天子在全国范围内大肆崇道,修筑道观,同时又在东都等地营建宫阙,天后明面上倒是节俭,但也时常有捐出大笔脂粉钱的情况——夫妻俩竞赛似的花钱;
但兵甲这种东西不同。
如果说弓弩属于朝廷的管制物品,那么甲胄就是绝对的禁忌,哪怕是武安身上穿的玄甲,也是每日都要脱下,送回宫中,然后再去宫内领取。
包括他手下的百骑司甲士同样如此,每日除非当值巡逻,要不然兵甲必须按时入库。
私自带出者、无法按时上交又不能说明情况者,按照唐律,杀无赦。
就算是天后批条子,可能自己最后拿到手里的,也就是一批字面意义上“压箱底”的老古董,兴许还能拿到贞观元年的隐藏款。
反正新的、好的,他没有资格去用,兵部的人更不可能给。
至于说请求让天后亲自出面施压?
武安对这种好事想都没想过。
必须要想办法让天后或是其他人主动给,而不是自己去求。
“太子的事情,你不用太过上心,陛下也说了,李敬玄私底下做的那些事情,是必须要第一个查清的,朝廷多年的官爵俸禄荣养,总不能养一头祸害出来。”
天后没有再追问下去,而是提笔不紧不慢地批阅文书,淡淡提醒了一句。
武安仔细琢磨着她的话,心里微动。
她的话听起来确实像是个长辈的嘱咐,仔细提点,却也不失威严。
如果她要借助自己弄死郝处俊,就算对方在朝中德高望重,是当朝宰相;武安也完全可以理解,甚至会觉得她是真的想把自己当作晚辈去培养。
但不知道从什么时候开始,起初的那种感觉产生了变化。
或许是在察觉到天后的背后是天子,而天子的目标居然是东宫,武安从那一刻开始就再度转回先前的囚徒困境,自己接下来每一步决定的最终目的,都只是为了保命。
也难怪人家自始至终手段都很粗浅,自己却不得不一头往里面猛扎。
这倒也算不上什么阳谋,毕竟没有天子天后亲自下场打擂台,自己早就被李敬玄的朝堂人脉给弄死了。

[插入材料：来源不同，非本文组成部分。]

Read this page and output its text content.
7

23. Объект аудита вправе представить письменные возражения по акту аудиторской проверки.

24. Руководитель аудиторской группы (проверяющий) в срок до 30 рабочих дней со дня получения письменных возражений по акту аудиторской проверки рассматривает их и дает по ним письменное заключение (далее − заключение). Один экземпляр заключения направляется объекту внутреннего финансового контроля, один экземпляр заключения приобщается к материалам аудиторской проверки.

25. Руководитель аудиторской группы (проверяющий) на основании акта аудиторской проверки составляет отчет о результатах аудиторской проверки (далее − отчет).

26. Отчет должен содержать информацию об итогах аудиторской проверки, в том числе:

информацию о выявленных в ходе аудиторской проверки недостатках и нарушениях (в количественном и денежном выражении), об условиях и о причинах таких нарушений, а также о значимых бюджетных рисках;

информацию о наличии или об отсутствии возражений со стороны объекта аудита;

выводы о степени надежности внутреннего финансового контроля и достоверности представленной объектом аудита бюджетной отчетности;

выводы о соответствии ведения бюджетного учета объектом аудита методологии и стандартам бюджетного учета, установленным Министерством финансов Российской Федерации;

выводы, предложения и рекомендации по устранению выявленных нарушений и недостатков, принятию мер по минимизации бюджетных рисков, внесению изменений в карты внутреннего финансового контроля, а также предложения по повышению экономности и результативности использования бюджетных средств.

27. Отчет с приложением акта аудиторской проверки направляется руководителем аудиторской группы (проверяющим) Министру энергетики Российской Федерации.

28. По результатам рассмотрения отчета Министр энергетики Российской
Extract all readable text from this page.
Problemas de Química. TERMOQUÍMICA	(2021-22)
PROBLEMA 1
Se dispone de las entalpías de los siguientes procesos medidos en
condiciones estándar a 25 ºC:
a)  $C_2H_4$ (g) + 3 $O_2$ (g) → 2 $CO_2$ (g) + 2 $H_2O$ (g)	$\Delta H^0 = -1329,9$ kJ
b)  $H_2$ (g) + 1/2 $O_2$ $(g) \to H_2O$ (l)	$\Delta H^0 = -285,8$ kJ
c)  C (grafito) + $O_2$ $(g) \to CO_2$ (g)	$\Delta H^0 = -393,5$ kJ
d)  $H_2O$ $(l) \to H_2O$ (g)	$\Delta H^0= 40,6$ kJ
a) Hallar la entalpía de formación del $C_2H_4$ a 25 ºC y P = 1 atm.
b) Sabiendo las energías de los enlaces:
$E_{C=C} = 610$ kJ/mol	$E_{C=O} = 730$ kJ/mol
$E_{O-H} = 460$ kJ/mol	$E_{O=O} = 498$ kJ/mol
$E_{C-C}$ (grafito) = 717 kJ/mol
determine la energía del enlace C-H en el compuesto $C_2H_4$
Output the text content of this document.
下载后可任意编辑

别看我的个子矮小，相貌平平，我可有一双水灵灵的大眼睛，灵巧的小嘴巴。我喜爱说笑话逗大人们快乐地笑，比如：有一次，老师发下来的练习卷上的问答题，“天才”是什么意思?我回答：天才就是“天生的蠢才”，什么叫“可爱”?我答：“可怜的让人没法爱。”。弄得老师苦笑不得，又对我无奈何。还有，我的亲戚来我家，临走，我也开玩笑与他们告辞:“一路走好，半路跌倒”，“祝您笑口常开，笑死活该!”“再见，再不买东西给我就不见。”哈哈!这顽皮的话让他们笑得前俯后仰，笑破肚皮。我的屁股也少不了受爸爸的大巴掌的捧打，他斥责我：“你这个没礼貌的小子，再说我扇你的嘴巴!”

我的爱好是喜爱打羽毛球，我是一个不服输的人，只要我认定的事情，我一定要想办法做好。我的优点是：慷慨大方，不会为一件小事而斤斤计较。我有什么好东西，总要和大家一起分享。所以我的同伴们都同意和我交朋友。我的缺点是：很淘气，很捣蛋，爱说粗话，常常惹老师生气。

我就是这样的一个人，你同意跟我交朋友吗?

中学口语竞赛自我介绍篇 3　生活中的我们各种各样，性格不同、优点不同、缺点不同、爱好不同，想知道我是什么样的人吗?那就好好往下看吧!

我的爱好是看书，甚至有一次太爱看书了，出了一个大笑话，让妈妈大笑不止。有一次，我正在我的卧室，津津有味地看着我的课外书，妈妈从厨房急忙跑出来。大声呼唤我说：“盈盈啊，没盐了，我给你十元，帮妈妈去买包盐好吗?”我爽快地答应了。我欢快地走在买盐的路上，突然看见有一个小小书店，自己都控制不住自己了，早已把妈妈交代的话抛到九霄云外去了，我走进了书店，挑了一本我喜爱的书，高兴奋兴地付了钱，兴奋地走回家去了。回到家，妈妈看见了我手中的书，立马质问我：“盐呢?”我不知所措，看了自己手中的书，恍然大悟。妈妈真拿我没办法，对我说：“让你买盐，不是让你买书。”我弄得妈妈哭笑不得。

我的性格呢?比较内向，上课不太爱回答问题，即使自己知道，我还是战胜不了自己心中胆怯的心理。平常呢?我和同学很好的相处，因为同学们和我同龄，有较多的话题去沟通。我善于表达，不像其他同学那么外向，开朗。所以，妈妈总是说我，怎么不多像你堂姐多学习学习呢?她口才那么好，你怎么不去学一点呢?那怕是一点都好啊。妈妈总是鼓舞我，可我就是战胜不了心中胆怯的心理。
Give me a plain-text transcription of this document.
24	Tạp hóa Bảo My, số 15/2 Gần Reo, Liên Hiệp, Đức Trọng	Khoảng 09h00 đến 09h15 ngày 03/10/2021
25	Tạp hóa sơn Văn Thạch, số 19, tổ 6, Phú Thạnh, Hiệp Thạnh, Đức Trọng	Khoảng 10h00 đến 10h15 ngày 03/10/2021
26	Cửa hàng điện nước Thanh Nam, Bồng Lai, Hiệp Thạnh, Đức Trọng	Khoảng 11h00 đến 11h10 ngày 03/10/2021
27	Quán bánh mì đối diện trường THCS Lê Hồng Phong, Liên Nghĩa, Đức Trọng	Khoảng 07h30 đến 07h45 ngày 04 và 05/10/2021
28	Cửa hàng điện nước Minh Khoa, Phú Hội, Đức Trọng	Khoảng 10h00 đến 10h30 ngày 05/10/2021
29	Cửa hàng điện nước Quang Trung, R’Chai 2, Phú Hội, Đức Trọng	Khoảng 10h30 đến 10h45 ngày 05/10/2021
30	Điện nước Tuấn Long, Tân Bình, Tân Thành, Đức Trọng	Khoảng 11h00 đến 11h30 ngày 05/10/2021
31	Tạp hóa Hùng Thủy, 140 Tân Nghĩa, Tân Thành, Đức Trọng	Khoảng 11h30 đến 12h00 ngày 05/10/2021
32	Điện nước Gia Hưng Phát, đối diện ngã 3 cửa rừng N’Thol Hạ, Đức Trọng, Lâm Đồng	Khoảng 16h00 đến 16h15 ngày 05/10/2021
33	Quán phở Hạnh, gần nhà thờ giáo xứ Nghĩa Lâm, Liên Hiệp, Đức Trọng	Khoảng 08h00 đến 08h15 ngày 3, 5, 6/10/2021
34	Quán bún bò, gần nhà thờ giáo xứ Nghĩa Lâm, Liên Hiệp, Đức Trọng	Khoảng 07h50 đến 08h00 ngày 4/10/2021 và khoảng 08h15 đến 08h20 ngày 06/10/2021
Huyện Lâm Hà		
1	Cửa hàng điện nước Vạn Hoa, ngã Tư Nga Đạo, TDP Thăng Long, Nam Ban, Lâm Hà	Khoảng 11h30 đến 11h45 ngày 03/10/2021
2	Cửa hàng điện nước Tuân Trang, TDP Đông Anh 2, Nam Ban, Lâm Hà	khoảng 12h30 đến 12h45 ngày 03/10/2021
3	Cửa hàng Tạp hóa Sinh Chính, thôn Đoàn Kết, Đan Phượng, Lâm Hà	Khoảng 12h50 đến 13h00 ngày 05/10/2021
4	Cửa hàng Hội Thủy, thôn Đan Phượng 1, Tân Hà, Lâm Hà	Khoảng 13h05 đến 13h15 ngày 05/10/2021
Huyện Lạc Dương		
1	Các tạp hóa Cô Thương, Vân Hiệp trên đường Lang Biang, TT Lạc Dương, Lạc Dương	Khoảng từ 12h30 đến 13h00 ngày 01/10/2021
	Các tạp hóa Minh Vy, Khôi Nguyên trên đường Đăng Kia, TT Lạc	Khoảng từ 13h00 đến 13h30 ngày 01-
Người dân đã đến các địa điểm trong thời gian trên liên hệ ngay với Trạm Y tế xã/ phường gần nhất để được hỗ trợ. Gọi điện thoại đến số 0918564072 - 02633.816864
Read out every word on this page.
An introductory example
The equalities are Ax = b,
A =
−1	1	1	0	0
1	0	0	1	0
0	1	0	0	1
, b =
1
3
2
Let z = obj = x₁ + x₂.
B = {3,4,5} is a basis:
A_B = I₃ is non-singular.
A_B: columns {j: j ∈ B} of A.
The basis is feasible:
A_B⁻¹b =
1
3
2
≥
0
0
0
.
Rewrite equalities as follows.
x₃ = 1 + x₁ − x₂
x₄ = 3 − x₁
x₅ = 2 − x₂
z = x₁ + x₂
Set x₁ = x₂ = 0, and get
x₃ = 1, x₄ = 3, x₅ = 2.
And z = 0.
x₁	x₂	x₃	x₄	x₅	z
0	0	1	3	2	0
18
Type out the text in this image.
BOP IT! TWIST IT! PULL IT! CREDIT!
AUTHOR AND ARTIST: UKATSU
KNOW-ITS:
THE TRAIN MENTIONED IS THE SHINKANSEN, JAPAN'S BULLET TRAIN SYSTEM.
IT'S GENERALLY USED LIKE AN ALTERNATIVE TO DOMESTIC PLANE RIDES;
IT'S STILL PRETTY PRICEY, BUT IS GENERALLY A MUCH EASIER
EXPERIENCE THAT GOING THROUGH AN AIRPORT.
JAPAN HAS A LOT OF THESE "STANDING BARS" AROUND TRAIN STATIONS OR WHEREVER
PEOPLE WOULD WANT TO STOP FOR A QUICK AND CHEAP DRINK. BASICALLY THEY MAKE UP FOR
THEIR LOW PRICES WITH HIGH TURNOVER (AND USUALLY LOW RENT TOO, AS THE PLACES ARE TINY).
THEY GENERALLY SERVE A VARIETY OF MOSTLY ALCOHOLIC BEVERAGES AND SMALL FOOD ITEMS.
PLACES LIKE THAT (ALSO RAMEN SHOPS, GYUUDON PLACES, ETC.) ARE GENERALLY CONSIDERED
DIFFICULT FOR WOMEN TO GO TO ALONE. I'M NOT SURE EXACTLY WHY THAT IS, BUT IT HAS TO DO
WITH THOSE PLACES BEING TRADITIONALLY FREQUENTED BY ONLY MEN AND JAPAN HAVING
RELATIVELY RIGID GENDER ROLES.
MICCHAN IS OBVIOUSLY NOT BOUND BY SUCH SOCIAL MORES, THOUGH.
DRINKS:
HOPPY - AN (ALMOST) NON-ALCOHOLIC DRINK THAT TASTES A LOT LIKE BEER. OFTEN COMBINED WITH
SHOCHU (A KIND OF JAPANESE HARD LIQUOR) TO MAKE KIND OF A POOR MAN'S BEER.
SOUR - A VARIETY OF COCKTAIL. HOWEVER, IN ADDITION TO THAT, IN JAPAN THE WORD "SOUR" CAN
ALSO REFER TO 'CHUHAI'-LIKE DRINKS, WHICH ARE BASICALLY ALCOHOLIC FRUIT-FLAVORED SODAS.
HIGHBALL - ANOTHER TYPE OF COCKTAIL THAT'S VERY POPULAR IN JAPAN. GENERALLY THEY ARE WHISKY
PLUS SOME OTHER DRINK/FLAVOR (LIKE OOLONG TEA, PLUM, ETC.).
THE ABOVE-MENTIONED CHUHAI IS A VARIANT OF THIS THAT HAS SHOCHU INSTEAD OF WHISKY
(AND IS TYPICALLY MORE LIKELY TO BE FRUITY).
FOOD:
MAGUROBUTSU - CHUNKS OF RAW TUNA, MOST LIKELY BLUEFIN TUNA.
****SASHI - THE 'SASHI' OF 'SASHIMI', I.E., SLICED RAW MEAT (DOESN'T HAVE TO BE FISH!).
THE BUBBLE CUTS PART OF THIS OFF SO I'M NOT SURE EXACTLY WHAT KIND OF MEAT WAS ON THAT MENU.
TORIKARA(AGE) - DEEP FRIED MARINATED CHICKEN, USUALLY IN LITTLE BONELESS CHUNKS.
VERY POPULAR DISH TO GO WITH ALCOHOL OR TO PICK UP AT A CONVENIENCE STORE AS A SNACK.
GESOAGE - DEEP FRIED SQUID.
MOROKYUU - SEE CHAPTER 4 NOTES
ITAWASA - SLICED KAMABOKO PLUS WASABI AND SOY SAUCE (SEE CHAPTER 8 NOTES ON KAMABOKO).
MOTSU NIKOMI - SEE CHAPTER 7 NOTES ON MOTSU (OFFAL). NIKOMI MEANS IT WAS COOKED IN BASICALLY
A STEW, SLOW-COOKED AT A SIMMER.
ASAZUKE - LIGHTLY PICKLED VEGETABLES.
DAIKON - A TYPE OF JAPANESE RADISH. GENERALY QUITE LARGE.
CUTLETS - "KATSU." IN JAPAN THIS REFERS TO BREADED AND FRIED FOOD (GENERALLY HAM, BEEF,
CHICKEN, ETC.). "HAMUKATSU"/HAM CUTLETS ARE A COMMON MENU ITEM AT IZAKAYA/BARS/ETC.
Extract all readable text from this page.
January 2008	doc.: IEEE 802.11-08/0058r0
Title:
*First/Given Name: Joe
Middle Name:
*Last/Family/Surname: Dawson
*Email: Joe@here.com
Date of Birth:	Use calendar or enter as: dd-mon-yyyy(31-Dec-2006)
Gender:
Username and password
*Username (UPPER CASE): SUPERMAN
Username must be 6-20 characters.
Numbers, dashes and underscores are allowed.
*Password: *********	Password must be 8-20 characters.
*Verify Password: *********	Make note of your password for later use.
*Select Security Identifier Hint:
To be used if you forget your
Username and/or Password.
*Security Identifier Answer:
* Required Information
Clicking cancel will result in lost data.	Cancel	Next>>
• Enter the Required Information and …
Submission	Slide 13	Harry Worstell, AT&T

人家根本不在意自己能不能看出来,反正你不老实按着剧本走,有的是办法弄死你。
武安站在天后面前,目光微沉。
他希望弄清楚天子和天后的目的,到底是为了敲打太子,震慑东宫,还是干脆废掉了事?
但有一点可以肯定,正是自己出现之后,他们大概才有了这方面的考虑。
“侄儿给姑母问个早安,就得去做事了。”
“嗯......”
天后依旧没有抬头,随意挥挥手:“你现在也是朝廷官员了,做事要努力。”
“谨遵姑母教诲。”
等脚步声离开后,天后缓缓抬起头,看向空荡荡的殿门处,眼里露出一抹深思。
......
“天底下没有什么事情是能瞒住娘娘的。”
上官婉儿提醒道。
“我不是让你给我做什么同谋,我只是让你把她每天见什么人,说什么话,看谁送过去的奏疏,这些小小的细节,你告诉我就行了,她不会知道的。”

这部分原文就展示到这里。